Ensuring that health facilities and systems are repaired and working in the areas of return is also key, as sustainable healthcare is essential. Maintaining security is also critical. Renewed fighting may lead to further displacement and a continuation of the misery facing these people.

On behalf of Health Cluster partners, what would you be appealing for?
The Health Cluster response needs continued support from the international community in terms of financial resources and medicines. We want to have guaranteed safe access to be able to deliver care to all vulnerable people. This will require an improvement in the security situation. There needs to be a clear understanding from all sides that health facilities, the staff who work in them and the people who use them are neutral and must be protected at all costs.
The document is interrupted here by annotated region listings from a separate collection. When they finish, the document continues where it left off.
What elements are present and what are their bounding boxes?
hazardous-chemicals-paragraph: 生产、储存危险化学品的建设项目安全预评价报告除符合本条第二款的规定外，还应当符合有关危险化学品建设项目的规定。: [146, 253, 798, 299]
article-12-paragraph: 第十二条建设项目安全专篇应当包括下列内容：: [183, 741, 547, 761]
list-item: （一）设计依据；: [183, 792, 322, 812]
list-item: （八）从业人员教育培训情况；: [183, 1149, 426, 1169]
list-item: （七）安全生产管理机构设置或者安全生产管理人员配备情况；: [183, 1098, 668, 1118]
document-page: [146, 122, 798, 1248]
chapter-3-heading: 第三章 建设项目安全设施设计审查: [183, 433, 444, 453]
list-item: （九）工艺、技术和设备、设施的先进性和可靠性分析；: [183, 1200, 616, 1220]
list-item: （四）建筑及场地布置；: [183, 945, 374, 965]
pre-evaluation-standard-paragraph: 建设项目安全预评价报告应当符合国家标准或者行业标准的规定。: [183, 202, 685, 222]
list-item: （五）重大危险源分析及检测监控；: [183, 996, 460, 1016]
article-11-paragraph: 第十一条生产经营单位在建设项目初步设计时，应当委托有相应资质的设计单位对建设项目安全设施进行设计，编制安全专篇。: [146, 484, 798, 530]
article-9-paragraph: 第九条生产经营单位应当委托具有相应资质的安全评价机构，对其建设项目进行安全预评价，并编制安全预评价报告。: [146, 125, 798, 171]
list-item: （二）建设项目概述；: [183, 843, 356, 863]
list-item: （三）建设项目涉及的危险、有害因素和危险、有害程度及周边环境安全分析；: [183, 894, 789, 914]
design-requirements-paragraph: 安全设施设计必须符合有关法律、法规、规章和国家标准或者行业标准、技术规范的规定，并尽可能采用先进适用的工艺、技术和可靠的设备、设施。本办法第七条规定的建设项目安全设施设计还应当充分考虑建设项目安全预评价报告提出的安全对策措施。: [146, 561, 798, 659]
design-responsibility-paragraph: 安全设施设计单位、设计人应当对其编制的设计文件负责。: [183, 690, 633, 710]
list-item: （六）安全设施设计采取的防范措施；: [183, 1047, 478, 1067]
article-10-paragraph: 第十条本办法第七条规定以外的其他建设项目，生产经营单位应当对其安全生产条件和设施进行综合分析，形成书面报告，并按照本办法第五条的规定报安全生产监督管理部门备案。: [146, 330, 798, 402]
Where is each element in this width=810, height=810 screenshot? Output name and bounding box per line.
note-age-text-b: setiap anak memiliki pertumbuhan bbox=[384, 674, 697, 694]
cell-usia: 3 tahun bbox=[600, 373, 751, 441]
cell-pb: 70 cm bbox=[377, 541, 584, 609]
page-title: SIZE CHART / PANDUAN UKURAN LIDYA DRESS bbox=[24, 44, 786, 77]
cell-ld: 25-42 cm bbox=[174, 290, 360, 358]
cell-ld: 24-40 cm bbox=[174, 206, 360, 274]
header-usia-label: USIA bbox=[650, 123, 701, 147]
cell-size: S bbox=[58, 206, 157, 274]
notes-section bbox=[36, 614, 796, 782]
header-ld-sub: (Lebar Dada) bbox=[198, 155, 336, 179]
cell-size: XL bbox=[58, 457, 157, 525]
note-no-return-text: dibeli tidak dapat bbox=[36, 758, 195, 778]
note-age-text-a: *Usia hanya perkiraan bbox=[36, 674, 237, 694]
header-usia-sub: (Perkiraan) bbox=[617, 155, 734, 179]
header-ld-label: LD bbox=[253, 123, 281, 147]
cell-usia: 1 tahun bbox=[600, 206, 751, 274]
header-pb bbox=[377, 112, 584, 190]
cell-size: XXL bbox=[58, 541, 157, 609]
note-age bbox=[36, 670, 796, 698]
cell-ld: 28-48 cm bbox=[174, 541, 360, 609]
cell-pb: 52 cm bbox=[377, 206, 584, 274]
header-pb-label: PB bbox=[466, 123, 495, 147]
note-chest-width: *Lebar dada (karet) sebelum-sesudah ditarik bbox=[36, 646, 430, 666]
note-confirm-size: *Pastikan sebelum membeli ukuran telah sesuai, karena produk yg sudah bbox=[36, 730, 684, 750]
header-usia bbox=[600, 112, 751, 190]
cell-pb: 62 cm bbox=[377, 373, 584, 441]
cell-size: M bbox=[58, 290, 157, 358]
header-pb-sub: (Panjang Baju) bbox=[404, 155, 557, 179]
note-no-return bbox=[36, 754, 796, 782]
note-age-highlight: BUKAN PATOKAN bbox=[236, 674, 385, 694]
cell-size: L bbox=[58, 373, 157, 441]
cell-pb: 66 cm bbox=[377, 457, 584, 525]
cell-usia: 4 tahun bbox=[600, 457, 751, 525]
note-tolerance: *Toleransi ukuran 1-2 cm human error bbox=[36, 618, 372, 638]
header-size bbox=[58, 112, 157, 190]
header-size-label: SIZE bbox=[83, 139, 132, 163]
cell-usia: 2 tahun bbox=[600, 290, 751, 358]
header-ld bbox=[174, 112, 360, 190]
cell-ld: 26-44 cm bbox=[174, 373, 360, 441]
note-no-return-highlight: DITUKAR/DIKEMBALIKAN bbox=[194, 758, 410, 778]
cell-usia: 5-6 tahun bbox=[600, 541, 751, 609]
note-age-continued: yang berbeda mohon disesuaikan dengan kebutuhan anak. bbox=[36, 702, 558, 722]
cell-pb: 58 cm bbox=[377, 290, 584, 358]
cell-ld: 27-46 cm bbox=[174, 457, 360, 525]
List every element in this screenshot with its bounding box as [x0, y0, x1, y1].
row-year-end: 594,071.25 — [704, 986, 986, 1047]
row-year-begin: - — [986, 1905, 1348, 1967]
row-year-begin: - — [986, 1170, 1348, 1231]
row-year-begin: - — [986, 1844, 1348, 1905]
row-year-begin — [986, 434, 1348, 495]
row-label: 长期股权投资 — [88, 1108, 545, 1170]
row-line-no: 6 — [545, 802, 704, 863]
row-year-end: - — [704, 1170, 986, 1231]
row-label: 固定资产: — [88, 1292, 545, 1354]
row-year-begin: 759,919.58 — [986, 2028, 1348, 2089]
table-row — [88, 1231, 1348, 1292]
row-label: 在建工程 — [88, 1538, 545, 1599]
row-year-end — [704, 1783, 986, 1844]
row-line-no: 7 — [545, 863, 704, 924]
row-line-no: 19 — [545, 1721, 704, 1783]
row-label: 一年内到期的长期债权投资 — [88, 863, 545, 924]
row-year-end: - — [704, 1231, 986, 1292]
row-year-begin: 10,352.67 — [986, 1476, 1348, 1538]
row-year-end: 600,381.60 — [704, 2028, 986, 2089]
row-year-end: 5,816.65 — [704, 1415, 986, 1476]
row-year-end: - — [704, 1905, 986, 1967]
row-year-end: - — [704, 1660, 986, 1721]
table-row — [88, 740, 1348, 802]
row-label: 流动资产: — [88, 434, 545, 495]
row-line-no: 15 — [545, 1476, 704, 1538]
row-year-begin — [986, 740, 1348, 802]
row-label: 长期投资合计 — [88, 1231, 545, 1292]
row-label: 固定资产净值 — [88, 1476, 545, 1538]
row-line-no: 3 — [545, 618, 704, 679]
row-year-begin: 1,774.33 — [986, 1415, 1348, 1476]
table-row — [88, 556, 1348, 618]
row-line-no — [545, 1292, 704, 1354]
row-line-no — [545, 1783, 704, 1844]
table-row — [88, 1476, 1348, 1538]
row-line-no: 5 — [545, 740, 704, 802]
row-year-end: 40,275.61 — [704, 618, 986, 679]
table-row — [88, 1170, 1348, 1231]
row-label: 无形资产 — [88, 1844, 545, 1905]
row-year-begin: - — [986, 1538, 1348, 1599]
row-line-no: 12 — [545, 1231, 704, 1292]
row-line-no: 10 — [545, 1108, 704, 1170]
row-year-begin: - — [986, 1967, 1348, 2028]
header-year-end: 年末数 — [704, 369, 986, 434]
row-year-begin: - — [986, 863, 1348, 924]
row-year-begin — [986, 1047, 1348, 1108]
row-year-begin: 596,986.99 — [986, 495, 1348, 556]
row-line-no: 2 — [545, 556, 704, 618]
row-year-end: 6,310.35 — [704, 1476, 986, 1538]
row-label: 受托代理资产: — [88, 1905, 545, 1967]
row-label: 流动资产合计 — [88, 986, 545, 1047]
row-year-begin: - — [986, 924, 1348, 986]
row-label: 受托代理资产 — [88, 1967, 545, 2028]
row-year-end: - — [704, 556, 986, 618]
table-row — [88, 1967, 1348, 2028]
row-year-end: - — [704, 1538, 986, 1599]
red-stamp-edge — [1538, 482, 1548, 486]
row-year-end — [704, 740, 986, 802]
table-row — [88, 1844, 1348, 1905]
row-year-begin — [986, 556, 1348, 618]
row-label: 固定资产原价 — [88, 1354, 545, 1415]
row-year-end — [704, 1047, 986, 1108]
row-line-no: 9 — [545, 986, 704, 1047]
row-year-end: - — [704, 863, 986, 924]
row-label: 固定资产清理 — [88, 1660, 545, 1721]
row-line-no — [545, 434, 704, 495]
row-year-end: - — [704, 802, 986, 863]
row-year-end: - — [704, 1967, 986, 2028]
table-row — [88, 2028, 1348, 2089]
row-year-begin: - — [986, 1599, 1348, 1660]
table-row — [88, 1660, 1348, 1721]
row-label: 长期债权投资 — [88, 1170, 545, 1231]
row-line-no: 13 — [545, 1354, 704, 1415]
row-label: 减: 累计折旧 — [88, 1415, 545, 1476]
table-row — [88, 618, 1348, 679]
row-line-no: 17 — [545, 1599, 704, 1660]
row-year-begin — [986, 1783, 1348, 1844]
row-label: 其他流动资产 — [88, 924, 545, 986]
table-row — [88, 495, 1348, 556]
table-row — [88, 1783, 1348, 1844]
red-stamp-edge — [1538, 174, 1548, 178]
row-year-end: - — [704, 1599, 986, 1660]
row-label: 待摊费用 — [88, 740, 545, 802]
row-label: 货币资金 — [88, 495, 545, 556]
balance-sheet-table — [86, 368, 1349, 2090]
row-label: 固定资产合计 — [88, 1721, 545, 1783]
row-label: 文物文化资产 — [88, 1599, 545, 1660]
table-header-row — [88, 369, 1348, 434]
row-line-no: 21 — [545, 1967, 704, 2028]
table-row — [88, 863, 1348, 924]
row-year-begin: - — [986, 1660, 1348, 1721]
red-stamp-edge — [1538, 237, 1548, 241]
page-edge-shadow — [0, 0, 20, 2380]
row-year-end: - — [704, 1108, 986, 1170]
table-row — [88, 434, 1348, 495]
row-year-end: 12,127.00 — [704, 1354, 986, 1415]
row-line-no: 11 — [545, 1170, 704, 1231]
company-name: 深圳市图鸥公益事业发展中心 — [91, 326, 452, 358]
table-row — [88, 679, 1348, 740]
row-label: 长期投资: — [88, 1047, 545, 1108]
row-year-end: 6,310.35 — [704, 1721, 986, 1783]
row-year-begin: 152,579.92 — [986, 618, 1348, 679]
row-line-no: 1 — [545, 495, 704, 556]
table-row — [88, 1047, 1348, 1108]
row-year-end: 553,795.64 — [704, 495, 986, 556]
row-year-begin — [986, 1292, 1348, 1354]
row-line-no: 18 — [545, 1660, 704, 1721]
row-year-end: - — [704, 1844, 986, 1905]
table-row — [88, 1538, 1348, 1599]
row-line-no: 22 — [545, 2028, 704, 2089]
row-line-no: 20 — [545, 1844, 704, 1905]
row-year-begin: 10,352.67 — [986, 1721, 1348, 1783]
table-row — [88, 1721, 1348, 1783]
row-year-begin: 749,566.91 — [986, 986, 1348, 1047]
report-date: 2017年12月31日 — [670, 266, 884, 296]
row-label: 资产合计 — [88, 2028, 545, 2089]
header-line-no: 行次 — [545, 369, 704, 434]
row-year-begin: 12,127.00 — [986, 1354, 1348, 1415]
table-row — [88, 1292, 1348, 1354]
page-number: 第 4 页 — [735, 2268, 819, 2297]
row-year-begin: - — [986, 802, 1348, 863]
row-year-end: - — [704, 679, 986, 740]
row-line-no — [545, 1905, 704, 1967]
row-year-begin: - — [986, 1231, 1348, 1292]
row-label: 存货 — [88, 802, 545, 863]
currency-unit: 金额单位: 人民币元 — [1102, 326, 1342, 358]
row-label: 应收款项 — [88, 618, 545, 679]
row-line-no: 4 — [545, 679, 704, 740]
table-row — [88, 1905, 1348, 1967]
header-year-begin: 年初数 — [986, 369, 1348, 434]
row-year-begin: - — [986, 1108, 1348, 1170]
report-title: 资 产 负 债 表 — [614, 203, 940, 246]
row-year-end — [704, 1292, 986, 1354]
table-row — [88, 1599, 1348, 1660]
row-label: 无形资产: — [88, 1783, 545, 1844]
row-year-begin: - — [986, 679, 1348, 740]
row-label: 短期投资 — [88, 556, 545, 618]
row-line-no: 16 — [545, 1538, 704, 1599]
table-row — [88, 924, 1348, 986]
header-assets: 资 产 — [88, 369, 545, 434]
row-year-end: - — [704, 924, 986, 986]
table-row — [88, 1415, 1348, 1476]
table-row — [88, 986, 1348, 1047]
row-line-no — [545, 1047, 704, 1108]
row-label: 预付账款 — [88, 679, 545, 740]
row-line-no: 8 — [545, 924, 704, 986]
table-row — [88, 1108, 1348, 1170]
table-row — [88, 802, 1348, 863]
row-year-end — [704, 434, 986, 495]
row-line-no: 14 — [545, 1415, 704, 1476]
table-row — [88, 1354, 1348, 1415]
Health services are essential for the survival of any community, particularly in times of crisis.

What message/s would you like to give to UN country teams where cluster implementation is either still in transition or is likely to transpire in the future?
The cluster approach is a fantastic means in which essential life-saving health care can be delivered in humanitarian settings. It helps maximize the life-saving potential that can be offered to people living at risk. Resources are becoming increasingly hard to attract, particularly in light of the global financial crisis. This underscores the value of coordination and team work which the cluster approach embodies. It is clear that no one entity can respond to all health needs in humanitarian crises, especially in developing countries. The cluster approach helps overcome this.

What roles can NGOs play in strengthening cluster mechanism?
NGOs are vital in terms of cluster response. The cluster approach should not be seen as a UN-led effort. It requires the active participation of all humanitarian actors. NGOs’ involvement makes the cluster approach work. In many settings, it is nongovernmental organizations that are often the main providers of healthcare. The manpower, resources, expertise and reach that NGOs provide are vital for the Health Cluster’s success.

 

1 Born in 1945 in Somalia, Dr Khalif Bile Mohamud graduated in medicine from Sofia University, Bulgaria in 1971, obtained two post-graduate specializations from the University of Rome, Italy — one on Tropical & Sub-tropical Medicine and the second on Clinical Gastroenterology and Digestive Endoscopy. Subsequently, he secured his Ph.D.  in the field of Epidemiology of Communicable Diseases from Karolinska Institute of Sweden. In Somalia, he first practiced clinical medicine, became a tertiary care hospital administrator and senior academician as a Professor of Medicine and ultimately Dean at the Medical College of the Somali National University from 1980–1985. He joined the World Health Organization from 1986–1989 in Somalia, and later from 1992 to 1998 as WHO Medical Officer Primary Health Care in Pakistan. Dr Bile was designated as WHO Country Representative first in Iran from 1999 to 2001 and in Pakistan since late 2001 and is currently based in Islamabad. Additionally, he officiated as UN Resident Coordinator and WHO Representative in Afghanistan during 2002– 2003. He has more than sixty publications in indexed international journals focusing on communicable diseases and health systems to his credit. Dr Bile was awarded a high civil award of Sitara-i-Quaid-i-Azam by the President of Pakistan in recognition of his outstanding services to the country. He is also the recipient of the honorary Fellowship of the College of Physicians and Surgeons of Pakistan. His principal public health interest is to forge unity between health systems and medical education, promote the critical role of social determinants of health and link them to the poverty reduction through community based integration development interventions.